Du plus loin qu'ont accessoirement porté nos recherches, il semble que le
pantalon ait toujours constitué un facteur de gêne insoluble. D'une façon générale,
on peut observer dans l'histoire du vêtement militaire, une évolution vers la
suppression du sanglage, des ceintures et des cravates. Il n'est pas jusqu'aux
fameuses bandes molletières, généralisées par imitation des troupes alpines, qui
n'aient subi les attaques des hygiénistes. Génératrices de crampes et de fatigue, les
paysans savoyards y étaient restés résolument réfractaires, alors que les touristes du
début de notre siècle les portaient ostensiblement comme signe de leur savante
adaptation au milieu !

La recherche du pantalon idéal est sans doute à l'origine de ce souci d'aisance
et de suppression des divers liens. Les cavaliers étaient les plus difficiles à vêtir car
la forme et la matière de leurs culottes ne devaient pas envenimer les dangers du
frottement. Ainsi, "le pantalon à la turque en usage chez les zouaves, les tirailleurs
et les spahis, était constitué par une jupe fermée par en bas, n'offrant que deux
ouvertures qui permettaient aux jambes de le traverser ; il laissait les cuisses
parfaitement libres et empêchait les excoriations dans la région pubienne"
43. Mais
la pluie rendait lourdes toutes ces recherches d'amplitude et conjointement, les
tentatives d'imperméabilisation s'intensifiaient. Grands spécialistes en la matière,
les Belges employaient le sel de saturne et l'alun dans les années 1884-85. Puis les
couches de caoutchouc, le gutta-percha et la laque sandaraque recouvrirent les toiles
protectrices : "Dans les expéditions des Achantis et du Soudan, les soldats anglais
étaient pourvus de toiles imperméables sur lesquelles ils se couchaient"
44. Les
Italiens semblent être les premiers à s'être fait des manteaux de ces matières qui
permettaient désormais toutes les ampleurs du dessous.

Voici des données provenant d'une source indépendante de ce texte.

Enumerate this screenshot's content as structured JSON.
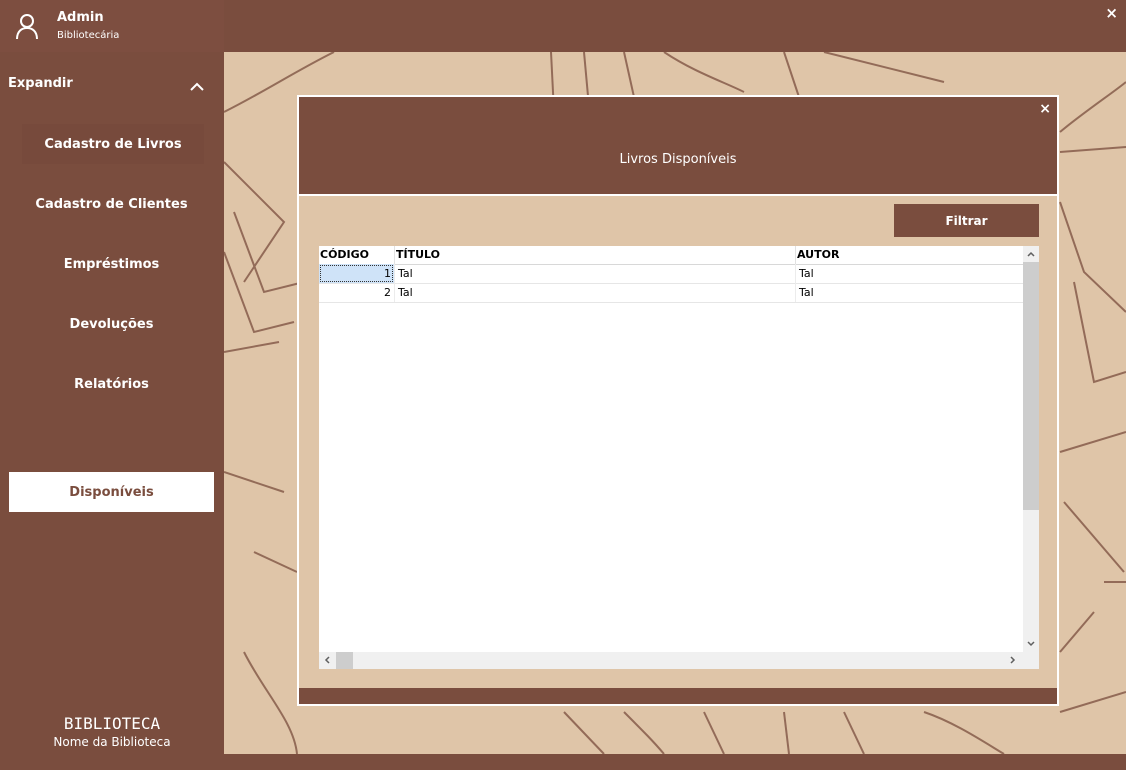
{
  "colors": {
    "primary": "#7a4d3e",
    "background": "#dfc5a8",
    "white": "#ffffff"
  },
  "user": {
    "name": "Admin",
    "role": "Bibliotecária",
    "icon": "user-icon"
  },
  "app": {
    "close_label": "×"
  },
  "sidebar": {
    "expand_label": "Expandir",
    "items": [
      {
        "label": "Cadastro de Livros"
      },
      {
        "label": "Cadastro de Clientes"
      },
      {
        "label": "Empréstimos"
      },
      {
        "label": "Devoluções"
      },
      {
        "label": "Relatórios"
      },
      {
        "label": "Disponíveis",
        "active": true
      }
    ],
    "brand_title": "BIBLIOTECA",
    "brand_subtitle": "Nome da Biblioteca"
  },
  "modal": {
    "title": "Livros Disponíveis",
    "close_label": "×",
    "filter_label": "Filtrar",
    "table": {
      "columns": [
        "CÓDIGO",
        "TÍTULO",
        "AUTOR"
      ],
      "rows": [
        {
          "code": "1",
          "title": "Tal",
          "author": "Tal"
        },
        {
          "code": "2",
          "title": "Tal",
          "author": "Tal"
        }
      ]
    }
  }
}
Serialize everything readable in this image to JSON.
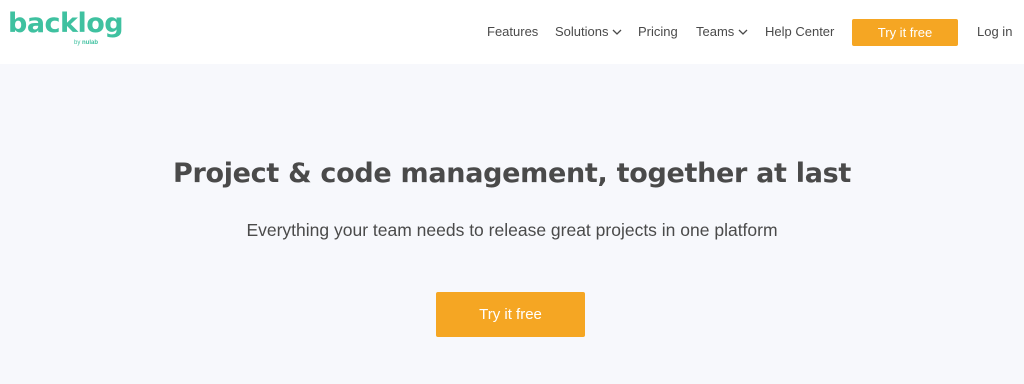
{
  "header": {
    "logo": {
      "word": "backlog",
      "by_prefix": "by",
      "by_brand": "nulab"
    },
    "nav": {
      "features": "Features",
      "solutions": "Solutions",
      "pricing": "Pricing",
      "teams": "Teams",
      "help_center": "Help Center",
      "login": "Log in"
    },
    "cta_label": "Try it free"
  },
  "hero": {
    "title": "Project & code management, together at last",
    "subtitle": "Everything your team needs to release great projects in one platform",
    "cta_label": "Try it free"
  },
  "colors": {
    "brand_green": "#3fc1a0",
    "accent_orange": "#f5a623",
    "background": "#f7f8fc",
    "header_bg": "#ffffff",
    "text": "#4a4a4a"
  },
  "icons": {
    "solutions_dropdown": "chevron-down-icon",
    "teams_dropdown": "chevron-down-icon"
  }
}
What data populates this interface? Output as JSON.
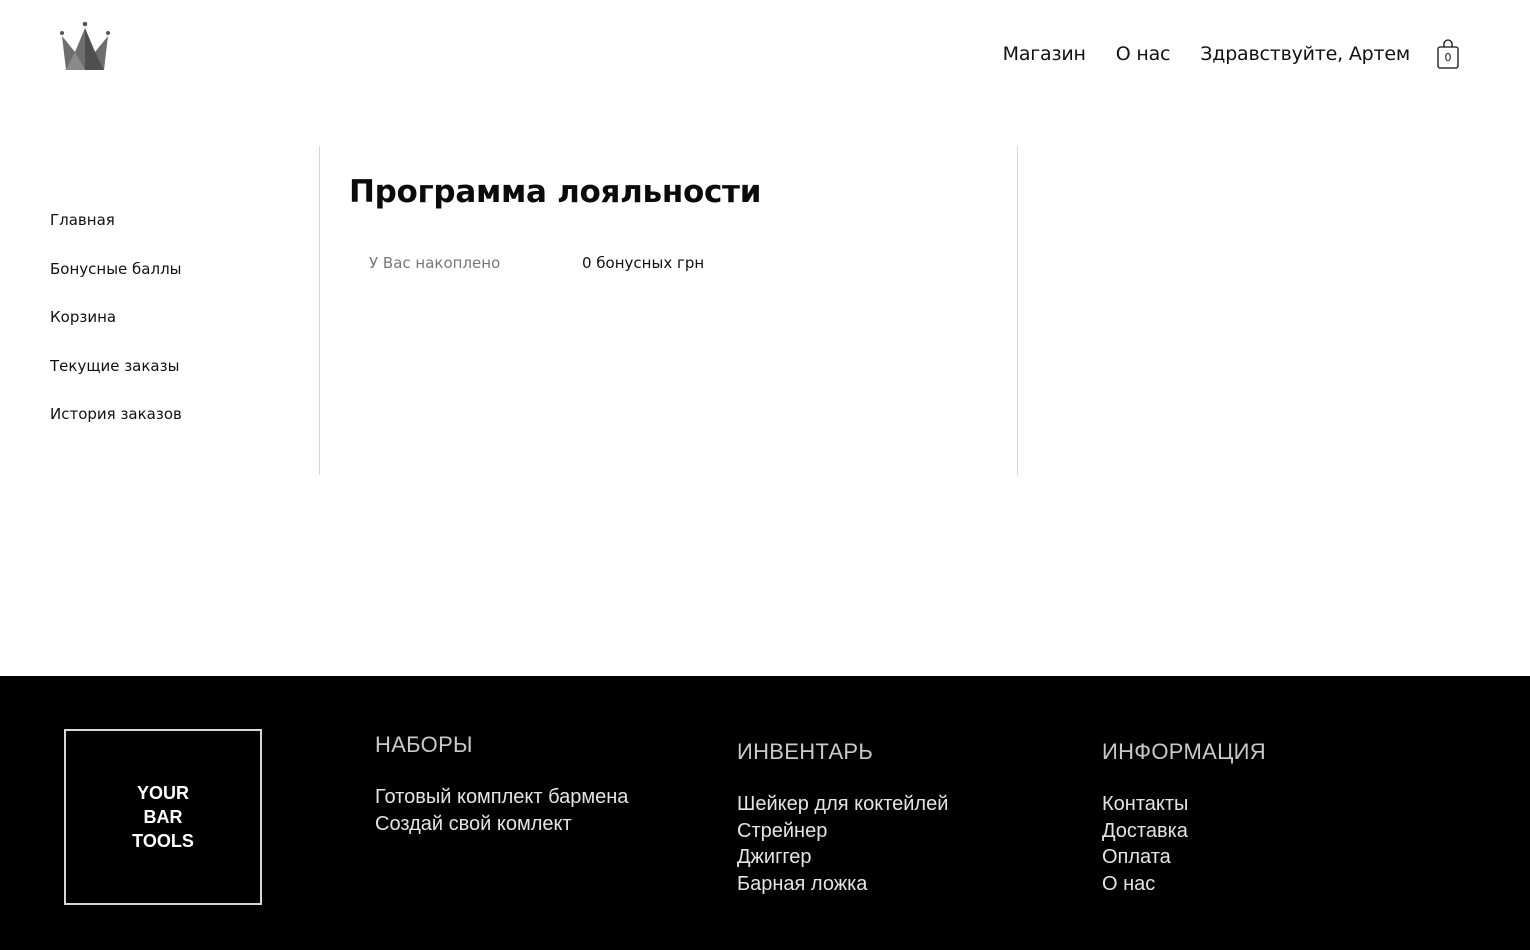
{
  "header": {
    "nav": [
      "Магазин",
      "О нас",
      "Здравствуйте, Артем"
    ],
    "cart_count": "0"
  },
  "sidebar": {
    "items": [
      {
        "label": "Главная"
      },
      {
        "label": "Бонусные баллы"
      },
      {
        "label": "Корзина"
      },
      {
        "label": "Текущие заказы"
      },
      {
        "label": "История заказов"
      }
    ]
  },
  "main": {
    "title": "Программа лояльности",
    "accumulated_label": "У Вас накоплено",
    "accumulated_value": "0 бонусных грн"
  },
  "footer": {
    "logo_text": "YOUR\nBAR\nTOOLS",
    "columns": [
      {
        "heading": "НАБОРЫ",
        "links": [
          "Готовый комплект бармена",
          "Создай свой комлект"
        ]
      },
      {
        "heading": "ИНВЕНТАРЬ",
        "links": [
          "Шейкер для коктейлей",
          "Стрейнер",
          "Джиггер",
          "Барная ложка"
        ]
      },
      {
        "heading": "ИНФОРМАЦИЯ",
        "links": [
          "Контакты",
          "Доставка",
          "Оплата",
          "О нас"
        ]
      }
    ]
  },
  "colors": {
    "footer_bg": "#000000",
    "divider": "#d6d6d6",
    "muted_text": "#777777"
  },
  "icons": [
    "crown-icon",
    "shopping-bag-icon"
  ]
}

Mais le serrage n'était pas seulement la cause d'inflammation cutanée, il gênait
les mouvements et compliquait, dans le cas fondamental du pantalon, les
manoeuvres nécessaires aux besoins physiologiques. C'est pourquoi, en 1793, le
citoyen Nicolas Sarrazin, tailleur archivestaire (sic), professeur et démonstrateur en
la science de costume universel, avait inventé le pantalon avec grand pont-levis
postérieur (encore en usage dans les universelles grenouillères actuelles des petits
enfants), qui permettait au soldat "de satisfaire à ses besoins pour ainsi dire en
fuyant et sans déboutonner et mettre bas son pantalon"
45.

Néanmoins, les accessoires d'ajustage étaient quelquefois utiles et la ceinture,
par exemple, pouvait servir de point d'appui sur lequel le soldat reposait ses forces.
Certaines inventions, qui répondaient à ce souci obsédant du militaire pour la
rigidité et la correction des apparences, eurent parfois des conséquences funestes.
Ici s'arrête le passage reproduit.